Now HTS is evolving into a program-of-record and is unabashedly an intelligence support program as everyone knew it always was. HTS teams will be a mix of information gatherers from a variety of military, intelligence and social science disciplines mixed with US Army warfighters and combat hardened contractors.
In short, the HTT’s will become multidimensional teams capable of deploying around the globe with the capability to use “civilian power” but go kinetic in the snap of a finger. The Sri Lankan soldier who once said, “I fear Human Terrain Teams more than the CIA” was quite prescient.
The HTS effort will continue during Operation New Dawn in Iraq and is ongoing in Afghanistan. According to US Army FY2012 budget documents, the HTS program will expand into other combatant commands like AFRICOM.
According to the CNAR, US Army TRADOC leadership was largely ambivalent to the HTS program even as General David Petraeus, USA—and ostensibly the CG of TRADOC--aggressively supported the effort as the premier solution to the failure of American political and military to prepare the human-cultural terrain for American soldiers.
On their watch soldier/civilian casualties (KIA, WIA), a manslaughter and hostage case, and sexual harassment cases took place within HTS. That TRADOC leadership in G2 and up the chain of command in TRADOC tolerated this state of affairs is common but utterly distasteful.
And people get promoted while people and programs crash and burn around them?
Some say that the next generation HTS is doomed because the reputation of HTS is so horrid that many in the field will try to avoid getting ensnared in the social science/intelligence combination product that HTS pushes. Within the US Army’s budget documents justifying HTS and other intelligence programs, there is a note that indicates the costs have increased because more contractors are being used to perform intelligence tasks of all types--just so.

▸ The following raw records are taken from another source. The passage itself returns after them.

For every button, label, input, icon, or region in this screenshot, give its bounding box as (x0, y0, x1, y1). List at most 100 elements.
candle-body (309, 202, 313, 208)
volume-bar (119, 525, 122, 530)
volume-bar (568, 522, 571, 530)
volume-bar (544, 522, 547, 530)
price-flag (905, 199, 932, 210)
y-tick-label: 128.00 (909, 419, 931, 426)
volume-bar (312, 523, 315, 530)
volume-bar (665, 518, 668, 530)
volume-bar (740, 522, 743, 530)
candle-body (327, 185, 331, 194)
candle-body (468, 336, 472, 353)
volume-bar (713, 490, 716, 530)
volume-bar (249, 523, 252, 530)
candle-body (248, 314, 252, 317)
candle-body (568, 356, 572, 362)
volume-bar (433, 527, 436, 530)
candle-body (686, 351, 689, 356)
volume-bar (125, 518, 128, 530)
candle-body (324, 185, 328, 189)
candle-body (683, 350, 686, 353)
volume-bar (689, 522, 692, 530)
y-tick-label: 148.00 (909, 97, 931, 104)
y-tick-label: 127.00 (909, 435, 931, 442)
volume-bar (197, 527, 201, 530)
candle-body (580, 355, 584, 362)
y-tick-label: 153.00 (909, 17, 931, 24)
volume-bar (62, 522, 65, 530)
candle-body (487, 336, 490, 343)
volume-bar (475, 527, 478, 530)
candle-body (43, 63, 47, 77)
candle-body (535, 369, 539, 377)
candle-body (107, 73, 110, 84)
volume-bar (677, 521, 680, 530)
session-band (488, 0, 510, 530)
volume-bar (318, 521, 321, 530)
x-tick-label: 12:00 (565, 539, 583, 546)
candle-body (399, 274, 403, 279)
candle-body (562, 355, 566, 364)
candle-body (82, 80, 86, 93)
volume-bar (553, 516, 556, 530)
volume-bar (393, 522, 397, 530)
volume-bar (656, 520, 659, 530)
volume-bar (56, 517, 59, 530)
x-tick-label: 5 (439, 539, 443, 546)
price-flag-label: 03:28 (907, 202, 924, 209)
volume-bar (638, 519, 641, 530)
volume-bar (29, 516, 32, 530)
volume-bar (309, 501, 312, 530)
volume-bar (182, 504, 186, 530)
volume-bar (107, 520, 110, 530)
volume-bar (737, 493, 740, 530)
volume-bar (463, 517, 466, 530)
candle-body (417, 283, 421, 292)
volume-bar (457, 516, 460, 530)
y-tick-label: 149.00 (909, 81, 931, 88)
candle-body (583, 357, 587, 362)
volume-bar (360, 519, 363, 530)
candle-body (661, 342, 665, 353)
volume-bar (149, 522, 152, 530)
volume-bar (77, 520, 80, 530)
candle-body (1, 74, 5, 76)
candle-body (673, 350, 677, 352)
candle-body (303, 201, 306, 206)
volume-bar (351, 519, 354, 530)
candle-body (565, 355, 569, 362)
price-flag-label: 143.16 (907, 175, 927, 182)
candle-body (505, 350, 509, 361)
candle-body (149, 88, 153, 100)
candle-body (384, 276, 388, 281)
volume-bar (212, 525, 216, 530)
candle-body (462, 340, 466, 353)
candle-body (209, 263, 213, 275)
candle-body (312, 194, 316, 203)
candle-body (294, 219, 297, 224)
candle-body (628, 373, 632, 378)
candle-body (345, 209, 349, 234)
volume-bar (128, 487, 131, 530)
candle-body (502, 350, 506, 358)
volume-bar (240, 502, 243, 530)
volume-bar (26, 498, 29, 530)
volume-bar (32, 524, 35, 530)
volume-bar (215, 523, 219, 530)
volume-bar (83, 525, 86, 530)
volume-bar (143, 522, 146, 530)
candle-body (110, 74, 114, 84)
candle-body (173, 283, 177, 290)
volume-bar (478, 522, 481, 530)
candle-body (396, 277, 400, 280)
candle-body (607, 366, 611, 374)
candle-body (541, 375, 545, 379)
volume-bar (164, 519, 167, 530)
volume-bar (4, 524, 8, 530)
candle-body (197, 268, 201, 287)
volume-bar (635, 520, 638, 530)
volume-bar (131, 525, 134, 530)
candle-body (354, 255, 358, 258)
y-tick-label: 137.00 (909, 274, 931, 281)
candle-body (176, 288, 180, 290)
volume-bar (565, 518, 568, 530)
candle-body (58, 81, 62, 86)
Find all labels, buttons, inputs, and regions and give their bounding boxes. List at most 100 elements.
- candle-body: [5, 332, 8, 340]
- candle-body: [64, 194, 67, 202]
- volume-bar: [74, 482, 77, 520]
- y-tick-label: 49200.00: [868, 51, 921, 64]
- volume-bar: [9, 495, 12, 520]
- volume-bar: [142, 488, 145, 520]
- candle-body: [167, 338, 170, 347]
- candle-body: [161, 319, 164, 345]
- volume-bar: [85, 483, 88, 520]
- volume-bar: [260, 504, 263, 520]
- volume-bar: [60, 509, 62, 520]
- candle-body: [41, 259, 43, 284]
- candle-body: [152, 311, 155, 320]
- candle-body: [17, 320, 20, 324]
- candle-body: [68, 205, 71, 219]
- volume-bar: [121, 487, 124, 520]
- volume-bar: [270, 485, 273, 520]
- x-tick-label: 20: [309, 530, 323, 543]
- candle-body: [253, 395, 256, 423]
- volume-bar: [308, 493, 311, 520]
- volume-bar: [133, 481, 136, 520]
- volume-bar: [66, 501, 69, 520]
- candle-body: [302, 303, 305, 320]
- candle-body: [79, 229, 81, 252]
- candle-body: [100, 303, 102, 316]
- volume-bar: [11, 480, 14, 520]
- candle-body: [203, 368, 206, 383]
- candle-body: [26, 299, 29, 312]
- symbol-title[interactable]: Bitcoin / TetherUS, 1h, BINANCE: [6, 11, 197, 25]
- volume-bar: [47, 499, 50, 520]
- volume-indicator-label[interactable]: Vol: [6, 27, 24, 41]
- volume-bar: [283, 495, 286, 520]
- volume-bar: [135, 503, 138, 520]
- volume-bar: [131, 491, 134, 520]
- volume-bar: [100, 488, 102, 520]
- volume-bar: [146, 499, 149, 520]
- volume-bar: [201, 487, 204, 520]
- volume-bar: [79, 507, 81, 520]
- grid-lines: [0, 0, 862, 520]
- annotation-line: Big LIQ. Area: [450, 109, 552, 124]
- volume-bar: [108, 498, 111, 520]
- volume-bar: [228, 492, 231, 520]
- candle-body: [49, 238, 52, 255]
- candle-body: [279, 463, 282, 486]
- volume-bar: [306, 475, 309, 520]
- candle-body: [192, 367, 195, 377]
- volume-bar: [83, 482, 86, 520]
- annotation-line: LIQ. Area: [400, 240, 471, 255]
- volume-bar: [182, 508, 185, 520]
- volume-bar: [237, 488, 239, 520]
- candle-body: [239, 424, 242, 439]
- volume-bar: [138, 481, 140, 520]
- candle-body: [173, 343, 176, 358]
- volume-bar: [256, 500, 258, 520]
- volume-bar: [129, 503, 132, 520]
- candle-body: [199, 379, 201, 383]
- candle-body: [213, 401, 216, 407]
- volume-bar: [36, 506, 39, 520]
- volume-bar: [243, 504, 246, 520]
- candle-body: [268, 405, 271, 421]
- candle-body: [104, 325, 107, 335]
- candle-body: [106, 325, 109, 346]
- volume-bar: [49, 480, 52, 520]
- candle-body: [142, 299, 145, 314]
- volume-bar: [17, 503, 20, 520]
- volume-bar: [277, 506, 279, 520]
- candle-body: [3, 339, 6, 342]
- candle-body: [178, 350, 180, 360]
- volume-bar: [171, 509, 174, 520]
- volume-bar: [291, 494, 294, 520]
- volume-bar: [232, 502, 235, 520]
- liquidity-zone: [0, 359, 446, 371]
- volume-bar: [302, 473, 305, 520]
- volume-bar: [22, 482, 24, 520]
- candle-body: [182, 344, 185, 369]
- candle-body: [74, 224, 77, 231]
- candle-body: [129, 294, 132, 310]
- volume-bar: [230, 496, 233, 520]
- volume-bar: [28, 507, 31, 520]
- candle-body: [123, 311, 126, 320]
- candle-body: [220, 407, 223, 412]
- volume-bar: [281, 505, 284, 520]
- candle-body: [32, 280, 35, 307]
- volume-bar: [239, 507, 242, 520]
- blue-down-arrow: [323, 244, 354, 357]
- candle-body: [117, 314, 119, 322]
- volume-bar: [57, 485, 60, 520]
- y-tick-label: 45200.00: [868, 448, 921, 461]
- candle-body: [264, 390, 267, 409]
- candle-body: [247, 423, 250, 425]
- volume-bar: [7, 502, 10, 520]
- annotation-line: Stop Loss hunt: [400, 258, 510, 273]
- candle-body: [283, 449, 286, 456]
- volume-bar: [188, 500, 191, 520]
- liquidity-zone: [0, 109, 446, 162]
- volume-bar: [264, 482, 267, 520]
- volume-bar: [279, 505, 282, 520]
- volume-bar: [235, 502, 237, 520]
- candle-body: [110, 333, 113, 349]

At any rate, two excerpts from the CNAR are listed below.
Visit the DTIC site to review the report.
“It appears that HTS's most significant problems revolve around human resourcing and the level of support provided to HTS by TRADOC.' We believe that solutions to these immediate issues exist. We emphasize, however that, these issues are not new. Problems in human resourcing and support have been evident in HTS for years—and little has been done to address them to date. As a result, we conclude that a more fundamental problem may exist: there may be a lack of TRADOC institutional commitment to making HTS a success. Hence, while further exploration would need to be conducted to determine this definitively, it is possible that the HTS mission would be better served if HTS were located elsewhere, but potential alternatives are beyond the scope of this assessment.”
“It, it is unclear what the exact purpose and goals of past assessments have been and who the intended audience is. It appears that the Project Management Office was the primary recipient of HTS products and that TRADOC G2 has not received or reviewed HTS assessment products. Second, the current approach has made it difficult to conduct any trend analysis of the program's development. Finally, there is not a formal process for implementing the suggestions/conclusions reached in the various assessments within HTS. Any organizational change that has come about due to past assessments has been the result of an informal decision-making process.”